Show HN: Sieve - filter webpages and watch changes

Y	Hacker News new \| ask \| show \| jobs

	Show HN: Sieve - filter webpages and watch changes (getsieve.com)
	44 points by ajitk 4819 days ago

9 comments

elehack 4819 days ago

Cool concept, but name collision: Sieve has been the name of a server-side mail filtering language for quite some time. https://en.wikipedia.org/wiki/Sieve_%28mail_filtering_langua...

link

X-Istence 4818 days ago

This is exactly where my thoughts went when seeing the name, as well as the title on this submission.

link

ajitk 4819 days ago

Glad that you liked the concept. Wasn't aware of the unfortunate name collision. I am open to suggestions. Thanks!

link

alariccole 4818 days ago

Siv. https://news.ycombinator.com/item?id=5739784

link

ajitk 4818 days ago

Liked this suggestion. Unfortunately the domain names getsiv.com and sivapp.com are taken.

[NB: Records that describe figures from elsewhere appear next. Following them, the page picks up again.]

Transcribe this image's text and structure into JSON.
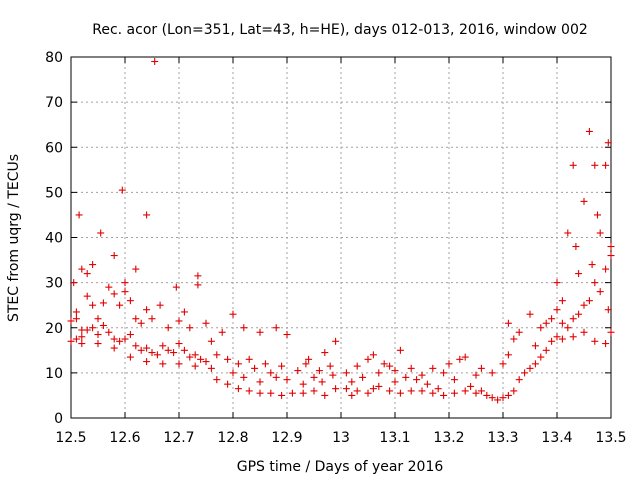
{
  "chart_data": {
    "type": "scatter",
    "title": "Rec. acor (Lon=351, Lat=43, h=HE), days 012-013, 2016, window 002",
    "xlabel": "GPS time / Days of year 2016",
    "ylabel": "STEC from uqrg / TECUs",
    "xlim": [
      12.5,
      13.5
    ],
    "ylim": [
      0,
      80
    ],
    "xticks": [
      "12.5",
      "12.6",
      "12.7",
      "12.8",
      "12.9",
      "13",
      "13.1",
      "13.2",
      "13.3",
      "13.4",
      "13.5"
    ],
    "yticks": [
      "0",
      "10",
      "20",
      "30",
      "40",
      "50",
      "60",
      "70",
      "80"
    ],
    "grid": true,
    "marker": "plus",
    "color": "#e00000",
    "series": [
      {
        "name": "STEC",
        "points": [
          [
            12.505,
            30.0
          ],
          [
            12.51,
            22.0
          ],
          [
            12.515,
            45.0
          ],
          [
            12.52,
            33.0
          ],
          [
            12.53,
            32.0
          ],
          [
            12.54,
            34.0
          ],
          [
            12.555,
            41.0
          ],
          [
            12.58,
            36.0
          ],
          [
            12.595,
            50.5
          ],
          [
            12.6,
            30.0
          ],
          [
            12.62,
            33.0
          ],
          [
            12.64,
            45.0
          ],
          [
            12.655,
            79.0
          ],
          [
            12.695,
            29.0
          ],
          [
            12.735,
            31.5
          ],
          [
            12.5,
            21.5
          ],
          [
            12.51,
            23.5
          ],
          [
            12.52,
            19.5
          ],
          [
            12.53,
            27.0
          ],
          [
            12.54,
            25.0
          ],
          [
            12.55,
            22.0
          ],
          [
            12.56,
            25.5
          ],
          [
            12.57,
            29.0
          ],
          [
            12.58,
            27.5
          ],
          [
            12.59,
            25.0
          ],
          [
            12.6,
            28.0
          ],
          [
            12.61,
            26.0
          ],
          [
            12.62,
            22.0
          ],
          [
            12.63,
            21.0
          ],
          [
            12.64,
            24.0
          ],
          [
            12.65,
            22.0
          ],
          [
            12.665,
            25.0
          ],
          [
            12.68,
            20.0
          ],
          [
            12.7,
            21.5
          ],
          [
            12.71,
            23.5
          ],
          [
            12.72,
            20.0
          ],
          [
            12.735,
            29.5
          ],
          [
            12.75,
            21.0
          ],
          [
            12.5,
            17.0
          ],
          [
            12.51,
            17.5
          ],
          [
            12.52,
            18.0
          ],
          [
            12.53,
            19.5
          ],
          [
            12.54,
            20.0
          ],
          [
            12.55,
            18.5
          ],
          [
            12.56,
            20.5
          ],
          [
            12.57,
            19.0
          ],
          [
            12.58,
            17.5
          ],
          [
            12.59,
            17.0
          ],
          [
            12.6,
            17.5
          ],
          [
            12.61,
            18.5
          ],
          [
            12.62,
            16.0
          ],
          [
            12.63,
            15.0
          ],
          [
            12.64,
            15.5
          ],
          [
            12.65,
            14.5
          ],
          [
            12.66,
            14.0
          ],
          [
            12.67,
            16.0
          ],
          [
            12.68,
            15.0
          ],
          [
            12.69,
            14.5
          ],
          [
            12.7,
            16.5
          ],
          [
            12.71,
            15.0
          ],
          [
            12.72,
            13.5
          ],
          [
            12.73,
            14.0
          ],
          [
            12.74,
            13.0
          ],
          [
            12.75,
            12.5
          ],
          [
            12.52,
            16.5
          ],
          [
            12.55,
            16.5
          ],
          [
            12.58,
            15.5
          ],
          [
            12.61,
            13.5
          ],
          [
            12.64,
            12.5
          ],
          [
            12.67,
            12.0
          ],
          [
            12.7,
            12.0
          ],
          [
            12.73,
            11.5
          ],
          [
            12.76,
            11.0
          ],
          [
            12.76,
            17.0
          ],
          [
            12.77,
            14.0
          ],
          [
            12.78,
            19.0
          ],
          [
            12.79,
            13.0
          ],
          [
            12.8,
            10.0
          ],
          [
            12.81,
            12.0
          ],
          [
            12.82,
            9.0
          ],
          [
            12.83,
            13.0
          ],
          [
            12.84,
            11.0
          ],
          [
            12.85,
            8.0
          ],
          [
            12.86,
            12.0
          ],
          [
            12.87,
            10.0
          ],
          [
            12.88,
            9.0
          ],
          [
            12.89,
            11.5
          ],
          [
            12.9,
            8.5
          ],
          [
            12.77,
            8.5
          ],
          [
            12.79,
            7.5
          ],
          [
            12.81,
            6.5
          ],
          [
            12.83,
            6.0
          ],
          [
            12.85,
            5.5
          ],
          [
            12.87,
            5.5
          ],
          [
            12.89,
            5.0
          ],
          [
            12.91,
            5.5
          ],
          [
            12.8,
            23.0
          ],
          [
            12.82,
            20.0
          ],
          [
            12.85,
            19.0
          ],
          [
            12.88,
            20.0
          ],
          [
            12.9,
            18.5
          ],
          [
            12.92,
            10.5
          ],
          [
            12.93,
            7.5
          ],
          [
            12.94,
            13.0
          ],
          [
            12.95,
            9.0
          ],
          [
            12.96,
            10.5
          ],
          [
            12.97,
            14.5
          ],
          [
            12.98,
            11.5
          ],
          [
            12.99,
            17.0
          ],
          [
            12.93,
            5.5
          ],
          [
            12.95,
            6.0
          ],
          [
            12.97,
            5.0
          ],
          [
            12.99,
            6.5
          ],
          [
            12.935,
            12.0
          ],
          [
            12.965,
            8.0
          ],
          [
            12.985,
            9.5
          ],
          [
            13.01,
            10.0
          ],
          [
            13.02,
            8.0
          ],
          [
            13.03,
            11.5
          ],
          [
            13.04,
            9.0
          ],
          [
            13.05,
            13.0
          ],
          [
            13.06,
            14.0
          ],
          [
            13.07,
            10.0
          ],
          [
            13.08,
            12.0
          ],
          [
            13.09,
            11.5
          ],
          [
            13.1,
            10.5
          ],
          [
            13.11,
            15.0
          ],
          [
            13.12,
            9.0
          ],
          [
            13.01,
            6.5
          ],
          [
            13.03,
            6.0
          ],
          [
            13.05,
            5.5
          ],
          [
            13.07,
            7.0
          ],
          [
            13.09,
            6.0
          ],
          [
            13.11,
            5.5
          ],
          [
            13.13,
            6.0
          ],
          [
            13.02,
            5.0
          ],
          [
            13.06,
            6.5
          ],
          [
            13.1,
            8.0
          ],
          [
            13.13,
            11.0
          ],
          [
            13.14,
            8.5
          ],
          [
            13.15,
            9.5
          ],
          [
            13.16,
            7.5
          ],
          [
            13.17,
            11.0
          ],
          [
            13.18,
            6.5
          ],
          [
            13.19,
            10.0
          ],
          [
            13.2,
            12.0
          ],
          [
            13.21,
            8.5
          ],
          [
            13.22,
            13.0
          ],
          [
            13.23,
            13.5
          ],
          [
            13.24,
            7.0
          ],
          [
            13.15,
            6.0
          ],
          [
            13.17,
            5.5
          ],
          [
            13.19,
            5.0
          ],
          [
            13.21,
            5.5
          ],
          [
            13.23,
            6.0
          ],
          [
            13.25,
            5.5
          ],
          [
            13.25,
            9.5
          ],
          [
            13.26,
            6.0
          ],
          [
            13.27,
            5.0
          ],
          [
            13.28,
            4.5
          ],
          [
            13.29,
            4.0
          ],
          [
            13.3,
            4.5
          ],
          [
            13.31,
            5.0
          ],
          [
            13.32,
            6.0
          ],
          [
            13.26,
            11.0
          ],
          [
            13.28,
            10.0
          ],
          [
            13.3,
            12.0
          ],
          [
            13.31,
            14.0
          ],
          [
            13.33,
            8.5
          ],
          [
            13.34,
            10.0
          ],
          [
            13.35,
            11.0
          ],
          [
            13.32,
            17.5
          ],
          [
            13.31,
            21.0
          ],
          [
            13.33,
            19.0
          ],
          [
            13.35,
            23.0
          ],
          [
            13.36,
            16.0
          ],
          [
            13.37,
            20.0
          ],
          [
            13.38,
            21.0
          ],
          [
            13.39,
            22.0
          ],
          [
            13.4,
            24.0
          ],
          [
            13.36,
            12.0
          ],
          [
            13.37,
            13.5
          ],
          [
            13.38,
            15.0
          ],
          [
            13.39,
            17.0
          ],
          [
            13.4,
            18.0
          ],
          [
            13.41,
            21.0
          ],
          [
            13.42,
            20.0
          ],
          [
            13.43,
            22.0
          ],
          [
            13.44,
            23.0
          ],
          [
            13.45,
            25.0
          ],
          [
            13.46,
            26.0
          ],
          [
            13.47,
            30.0
          ],
          [
            13.48,
            28.0
          ],
          [
            13.49,
            33.0
          ],
          [
            13.5,
            38.0
          ],
          [
            13.41,
            17.5
          ],
          [
            13.43,
            18.0
          ],
          [
            13.45,
            19.0
          ],
          [
            13.47,
            17.0
          ],
          [
            13.49,
            16.5
          ],
          [
            13.5,
            19.0
          ],
          [
            13.4,
            30.0
          ],
          [
            13.41,
            26.0
          ],
          [
            13.42,
            41.0
          ],
          [
            13.43,
            56.0
          ],
          [
            13.435,
            38.0
          ],
          [
            13.44,
            32.0
          ],
          [
            13.45,
            48.0
          ],
          [
            13.46,
            63.5
          ],
          [
            13.465,
            34.0
          ],
          [
            13.47,
            56.0
          ],
          [
            13.475,
            45.0
          ],
          [
            13.48,
            41.0
          ],
          [
            13.49,
            56.0
          ],
          [
            13.495,
            61.0
          ],
          [
            13.5,
            36.0
          ],
          [
            13.495,
            24.0
          ]
        ]
      }
    ]
  }
}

Edit: siv.io could be nice.

link

jeremyswank 4818 days ago

if sifter is out, then something like sift could be winnow or winnower. might be a bit obscure for non-agrarians, but it has 'win' in it!

link

ljd 4818 days ago

Herodotus or shorten it to Herodo

GetHerodotus.com and GetHerodo.com are both open

link

tekacs 4818 days ago

DiffWeb?

Detect? (amusingly not taken within tech, seemingly)

link

jeremyswank 4819 days ago

well, a sieve sifts, how about sifter?

link

ajitk 4818 days ago

Thanks. I like sifter. Going to check if it is available.

link

twanlass 4818 days ago

Probably want to avoid that as well - https://sifterapp.com - #1 Google result for sifter...

link

mosburger 4818 days ago

strainer?

link

jstanley 4818 days ago

This is very awesome! The implementation is different to what I expected (or to what I would have done).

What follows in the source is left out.